To write deep-monitoring libraries, we often need to touch some private implementations and APIs. But our goal and request is to improve asyncio to avoid it as much as possible.
achimnol (Joongi Kim) May 25, 2024, 7:28pm 16
Yes, task factory composition done correctly is not enough to implement fine-grained monitoring like tracking context switches between tasks/coroutines.
alicederyn (Alice) May 25, 2024, 8:57pm 17
You mean, create a task? Yes, I agree, that edge case is needed. It would be better if loop.get_task_factory()
had an option to return a function that does this, instead of None.
However, the assertion was that task factories cannot be composed. This is not true.
Show me any evidence.
achimnol (Joongi Kim) May 25, 2024, 10:47pm 18
I meant “cannot” to include unintended/unsupported usage which may break at any time. What if other library author forgets something when adding task factories? Following your discretion, yes, we can compose task factories with caution. I just don’t like that we need this extra care to extend tasks.
I have experienced so many cases that a 3rd party shot my foot… Although given in Korean, I have done a PyCon talk about this: [PyCon KR 2019] Real-world asyncio - Speaker Deck. Also, my PyCon talk about aiomonitor has several troubleshooting cases: [PyCon APAC 2023] Improving Debuggability of Complex Asyncio Applications - Speaker Deck. I don’t want to go through the same pattern with task factories, which would happen with sloppy API designs relying on the library author’s extra caution.
For the original design purpose and expected usage of task factories in asyncio, I’d like to invite @yselivanov to this thread.
achimnol (Joongi Kim) May 28, 2024, 11:28am 19
Tinche (Tin Tvrtković) May 28, 2024, 12:27pm 20
Looking at the initial proposal and the discussion in the thread, my opinion is that some of these metrics the OP is looking for sound quite complex, in this case I’d probably reach for a custom task factory and/or a custom event loop.

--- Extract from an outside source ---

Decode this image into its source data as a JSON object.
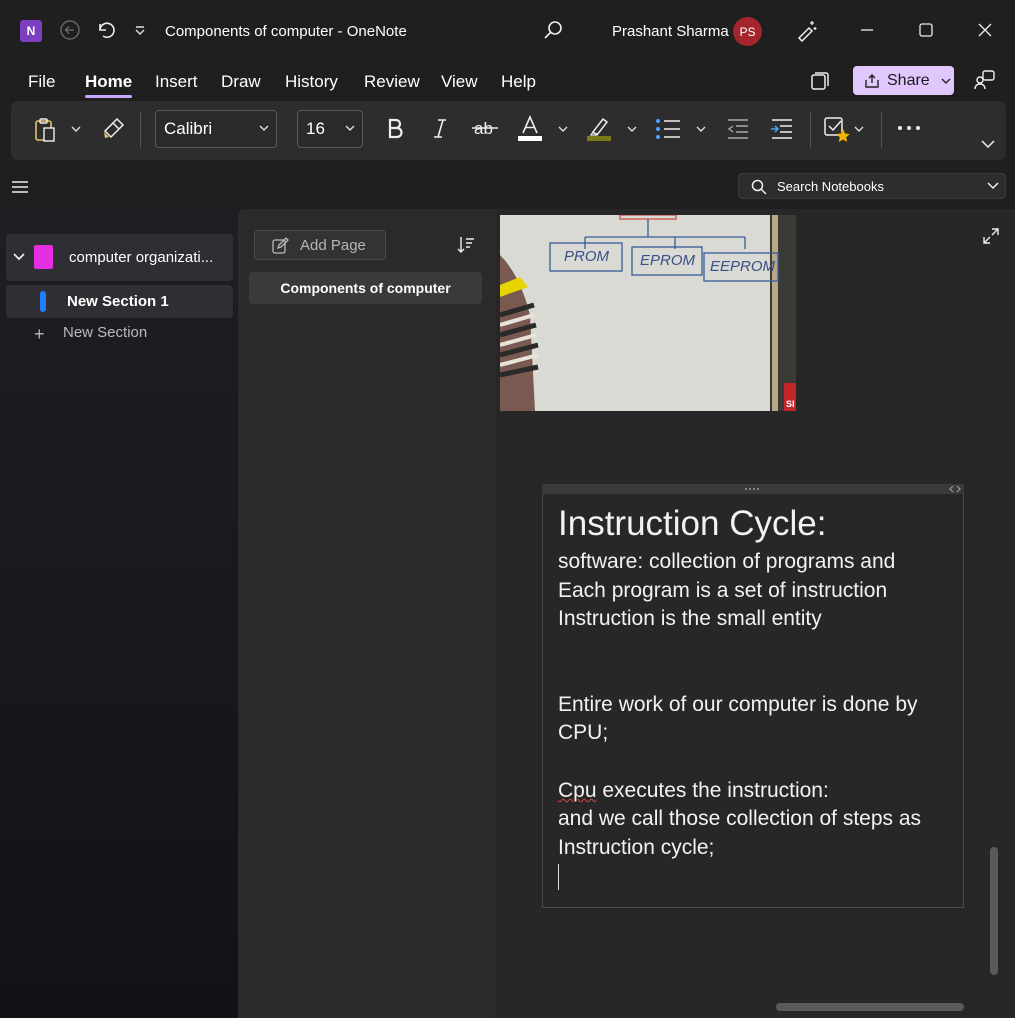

Also the OP proposal ( sys.set_async_monitoring_hooks
) feels very global.
I think in practice folks use either the standard library event loop or uvloop. Have you considered exposing functions that wrap these two loops?
However, detecting CPU stalls in task steps seems like an extremely basic thing that we should look to support in a generic way. We keep educating our users about the dangers of event loop stalls if they hog the event loop, but we only have very rudimentary ways of detecting this. But it still feels like it should be a hook on the event loop itself, not necessarily asyncio.